2021 film by Steven Tsuchida

Resort to Love is a 2021 American romantic comedy film directed by Steven Tsuchida, from a screenplay by Tabi McCartney and Dana Schmalenberg.

The plot follows Erica (Christina Milian), an aspiring pop star in the midst of a career standstill, who ends up landing a gig as the entertainment lead at a luxurious island resort where, unbeknownst to her, her ex-fiancé is having his wedding.

The film was released on Netflix on July 29, 2021.

==Plot==

Aspiring pop star Erica Wilson's dreams are crushed when her musical partner and producer bails on his album release party, which would have started her career. Down the street, the devastated Erica is crying in disarray with her best friend, Amber, when a couple of buskers begins to play "No One" by Alicia Keys. This causes Erica to remember when Jason, her ex-fiancé of four years, pulled the rug out from under her, breaking up with her right before their wedding. The song makes Erica all the more hysterical as it was supposed to play during the first dance at her wedding.

Tired of seeing her friend let go of her romantic and professional life Amber, a social media influencer, books Erica a gig working as an entertainer at an upscale resort in Mauritius. It takes a while for Erica to accept Amber's offering, but after a bit of convincing, she takes the job.

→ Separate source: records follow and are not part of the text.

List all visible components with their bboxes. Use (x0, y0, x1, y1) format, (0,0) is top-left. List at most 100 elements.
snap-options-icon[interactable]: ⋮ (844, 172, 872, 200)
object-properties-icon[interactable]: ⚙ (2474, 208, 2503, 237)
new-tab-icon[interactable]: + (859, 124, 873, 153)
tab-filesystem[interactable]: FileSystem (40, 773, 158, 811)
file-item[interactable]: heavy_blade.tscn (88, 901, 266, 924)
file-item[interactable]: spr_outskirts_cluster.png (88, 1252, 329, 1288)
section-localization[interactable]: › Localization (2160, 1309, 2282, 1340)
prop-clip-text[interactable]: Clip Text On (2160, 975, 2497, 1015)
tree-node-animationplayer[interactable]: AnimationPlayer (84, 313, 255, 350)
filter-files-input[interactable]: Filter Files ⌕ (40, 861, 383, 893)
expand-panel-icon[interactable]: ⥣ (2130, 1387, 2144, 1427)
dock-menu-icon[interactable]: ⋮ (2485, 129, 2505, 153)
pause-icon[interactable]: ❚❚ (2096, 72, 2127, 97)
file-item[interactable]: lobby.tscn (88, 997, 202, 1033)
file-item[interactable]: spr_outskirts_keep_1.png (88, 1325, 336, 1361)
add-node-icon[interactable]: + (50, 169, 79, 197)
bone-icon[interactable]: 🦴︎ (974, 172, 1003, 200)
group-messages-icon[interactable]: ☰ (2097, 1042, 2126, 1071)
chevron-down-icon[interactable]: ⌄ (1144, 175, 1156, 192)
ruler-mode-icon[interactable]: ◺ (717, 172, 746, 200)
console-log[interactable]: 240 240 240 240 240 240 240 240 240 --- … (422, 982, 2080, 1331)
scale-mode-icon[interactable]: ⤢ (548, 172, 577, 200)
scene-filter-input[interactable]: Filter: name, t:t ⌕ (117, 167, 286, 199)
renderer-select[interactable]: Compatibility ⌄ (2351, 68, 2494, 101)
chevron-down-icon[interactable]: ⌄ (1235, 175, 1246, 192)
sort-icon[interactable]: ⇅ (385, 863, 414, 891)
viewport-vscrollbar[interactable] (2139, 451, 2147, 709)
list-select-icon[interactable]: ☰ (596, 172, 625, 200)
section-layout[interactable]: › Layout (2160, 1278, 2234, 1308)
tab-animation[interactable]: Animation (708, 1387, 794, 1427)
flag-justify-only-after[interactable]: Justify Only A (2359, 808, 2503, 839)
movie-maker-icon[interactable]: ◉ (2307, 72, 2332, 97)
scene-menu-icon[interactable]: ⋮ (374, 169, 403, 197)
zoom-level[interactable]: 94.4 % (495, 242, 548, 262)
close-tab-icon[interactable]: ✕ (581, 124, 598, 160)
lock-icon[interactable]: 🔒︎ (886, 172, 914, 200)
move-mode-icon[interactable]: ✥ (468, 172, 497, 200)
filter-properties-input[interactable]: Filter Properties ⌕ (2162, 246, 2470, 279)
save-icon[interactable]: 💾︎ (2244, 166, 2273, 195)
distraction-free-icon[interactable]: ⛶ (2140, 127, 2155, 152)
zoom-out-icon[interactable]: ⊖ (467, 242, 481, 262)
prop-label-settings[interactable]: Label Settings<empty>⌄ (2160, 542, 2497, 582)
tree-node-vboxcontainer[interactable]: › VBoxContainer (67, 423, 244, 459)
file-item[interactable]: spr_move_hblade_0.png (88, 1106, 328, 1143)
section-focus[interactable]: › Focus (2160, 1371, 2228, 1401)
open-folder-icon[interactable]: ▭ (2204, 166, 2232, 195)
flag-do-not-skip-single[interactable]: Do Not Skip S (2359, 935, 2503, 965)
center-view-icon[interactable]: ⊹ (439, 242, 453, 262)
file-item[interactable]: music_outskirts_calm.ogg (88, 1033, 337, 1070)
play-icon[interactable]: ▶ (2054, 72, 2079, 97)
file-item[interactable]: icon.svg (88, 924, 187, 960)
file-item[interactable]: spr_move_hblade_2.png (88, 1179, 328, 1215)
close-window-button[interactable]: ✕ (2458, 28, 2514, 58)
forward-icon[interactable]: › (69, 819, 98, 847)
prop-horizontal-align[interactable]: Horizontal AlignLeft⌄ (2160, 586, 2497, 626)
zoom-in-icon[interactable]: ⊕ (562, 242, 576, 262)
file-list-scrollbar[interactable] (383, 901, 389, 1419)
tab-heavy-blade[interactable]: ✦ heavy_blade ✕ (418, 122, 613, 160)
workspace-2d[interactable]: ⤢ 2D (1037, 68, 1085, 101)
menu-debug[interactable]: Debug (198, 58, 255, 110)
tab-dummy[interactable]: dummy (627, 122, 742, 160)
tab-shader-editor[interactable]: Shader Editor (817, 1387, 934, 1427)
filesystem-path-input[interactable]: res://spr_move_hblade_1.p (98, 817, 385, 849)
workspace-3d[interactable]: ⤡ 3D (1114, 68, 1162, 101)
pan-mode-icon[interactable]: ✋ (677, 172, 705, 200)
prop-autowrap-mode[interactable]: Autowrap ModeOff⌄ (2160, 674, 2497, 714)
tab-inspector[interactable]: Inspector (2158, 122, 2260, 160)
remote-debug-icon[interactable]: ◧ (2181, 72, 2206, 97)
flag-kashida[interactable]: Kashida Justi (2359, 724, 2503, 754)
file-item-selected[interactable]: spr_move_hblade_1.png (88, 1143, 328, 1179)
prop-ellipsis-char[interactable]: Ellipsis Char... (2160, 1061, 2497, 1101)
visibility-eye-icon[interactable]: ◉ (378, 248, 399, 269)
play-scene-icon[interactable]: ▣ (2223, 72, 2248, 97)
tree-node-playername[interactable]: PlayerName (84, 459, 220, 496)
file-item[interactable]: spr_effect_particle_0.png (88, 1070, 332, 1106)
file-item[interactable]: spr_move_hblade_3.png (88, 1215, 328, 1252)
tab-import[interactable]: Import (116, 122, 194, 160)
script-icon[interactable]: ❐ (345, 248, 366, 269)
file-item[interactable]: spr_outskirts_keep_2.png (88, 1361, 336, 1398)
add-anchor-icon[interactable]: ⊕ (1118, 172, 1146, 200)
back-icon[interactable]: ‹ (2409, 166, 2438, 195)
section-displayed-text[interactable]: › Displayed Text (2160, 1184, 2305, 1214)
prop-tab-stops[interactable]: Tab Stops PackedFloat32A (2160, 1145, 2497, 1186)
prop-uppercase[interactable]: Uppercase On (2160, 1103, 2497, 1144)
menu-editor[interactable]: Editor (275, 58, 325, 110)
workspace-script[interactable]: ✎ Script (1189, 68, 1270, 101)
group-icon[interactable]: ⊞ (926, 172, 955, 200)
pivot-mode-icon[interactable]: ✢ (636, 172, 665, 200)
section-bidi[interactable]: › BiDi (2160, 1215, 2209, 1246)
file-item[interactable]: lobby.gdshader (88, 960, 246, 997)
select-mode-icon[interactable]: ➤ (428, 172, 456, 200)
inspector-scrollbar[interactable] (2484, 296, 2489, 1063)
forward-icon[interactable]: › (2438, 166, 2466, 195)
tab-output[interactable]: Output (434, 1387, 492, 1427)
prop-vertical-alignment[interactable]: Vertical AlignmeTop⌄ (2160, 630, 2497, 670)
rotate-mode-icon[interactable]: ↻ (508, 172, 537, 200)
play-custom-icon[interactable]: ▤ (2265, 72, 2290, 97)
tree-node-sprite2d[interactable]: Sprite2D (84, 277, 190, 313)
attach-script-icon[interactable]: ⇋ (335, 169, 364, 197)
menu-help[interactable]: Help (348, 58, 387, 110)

There, Erica is greeted by the resort's jack-of-all-trades, Barrington, who is also in her band. She is hopeful the island will be paradise and a nice way to leave all her troubles behind. However she soon has a change of heart after learning that she has been hired as a wedding singer.

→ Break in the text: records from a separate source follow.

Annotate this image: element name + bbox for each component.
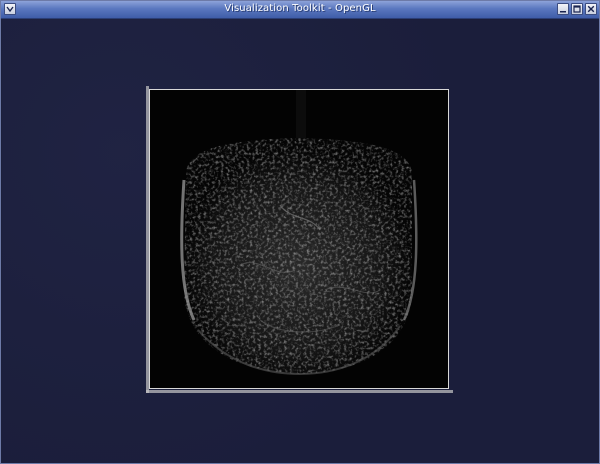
minimize-icon (560, 11, 566, 13)
render-viewport[interactable] (2, 19, 598, 463)
mri-slice-image (180, 90, 418, 376)
minimize-button[interactable] (557, 3, 569, 15)
application-window: Visualization Toolkit - OpenGL (0, 0, 600, 464)
close-icon (587, 5, 595, 13)
window-title: Visualization Toolkit - OpenGL (224, 3, 376, 14)
maximize-icon (573, 5, 581, 13)
close-button[interactable] (585, 3, 597, 15)
title-bar[interactable]: Visualization Toolkit - OpenGL (1, 1, 599, 19)
slice-edge-bottom (146, 390, 453, 393)
maximize-button[interactable] (571, 3, 583, 15)
image-slice-plane[interactable] (149, 89, 449, 389)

Erica's first performance is subpar and she doubts her ability to keep her job. Advised by Barrington to sing something that makes her happy, Erica sings Gloria Gaynor's "I Will Survive". She then embraces her surroundings and makes the best of her time on the island.

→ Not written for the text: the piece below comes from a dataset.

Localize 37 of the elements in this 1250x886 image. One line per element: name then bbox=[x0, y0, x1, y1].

Erica runs into Jason and learns that he is there for his wedding weekend. Shocked at knowing she is going to have to sing at their wedding, she tries to avoid running into him until then. Later, Erica meets Caleb, a retired Navy SEAL who saves her from drowning. She also learns that he is Jason's brother (whom she had not met previously), there for the wedding.

Erica meets the bride-to-be, Beverly, and the rest of the wedding party. Although Erica and Jason try to avoid each other as much as possible at the resort, Erica winds up spending a good chunk of time with them. As Beverly thinks Erica is just an old friend, unaware that she is Jason's ex, she invites her to do activities with them. Erica spends a lot of her time with Caleb, with them getting to know each other and connecting romantically.

The morning of Jason and Beverly's wedding, Beverly and Jason's mother see Jason and Erica on the beach together. Naomi reveals that Erica and Jason were engaged. This causes Beverly to run away from the wedding in Barrington's van. However, this is soon resolved after Erica explains herself in Beverly's high-speed getaway van. After making up, Beverly and Jason get married and Erica sings "No One" at the reception. At the end of the song, Erica acknowledges her new love Caleb by planting a kiss on him.

== Production ==
The film was directed by Steven K. Tsuchida, who has directed other popular works like Cobra Kai, On My Block, Grown-ish, Haters Back Off, and Crazy Ex-Girlfriend. It was produced by Maggie Malina, Jeremy Kipp Walker, and Alicia Keys. Filming took place at the Constance Prince Maurice resort on the island of Mauritius in late 2020.

==Reception==
On review aggregator Rotten Tomatoes, 65% of 17 reviews are positive. On Metacritic it has a weighted average score of 46 out of 100, based on reviews from 5 critics, indicating "mixed or average reviews".

Lisa Kennedy of Variety wrote: "To say that Resort to Love is slight would be akin to snatching a romance novel out of your closest friend's hands while she sits reading and sipping a margarita on a beach. Why would you do that? It's summer. Leave the girl her pleasures."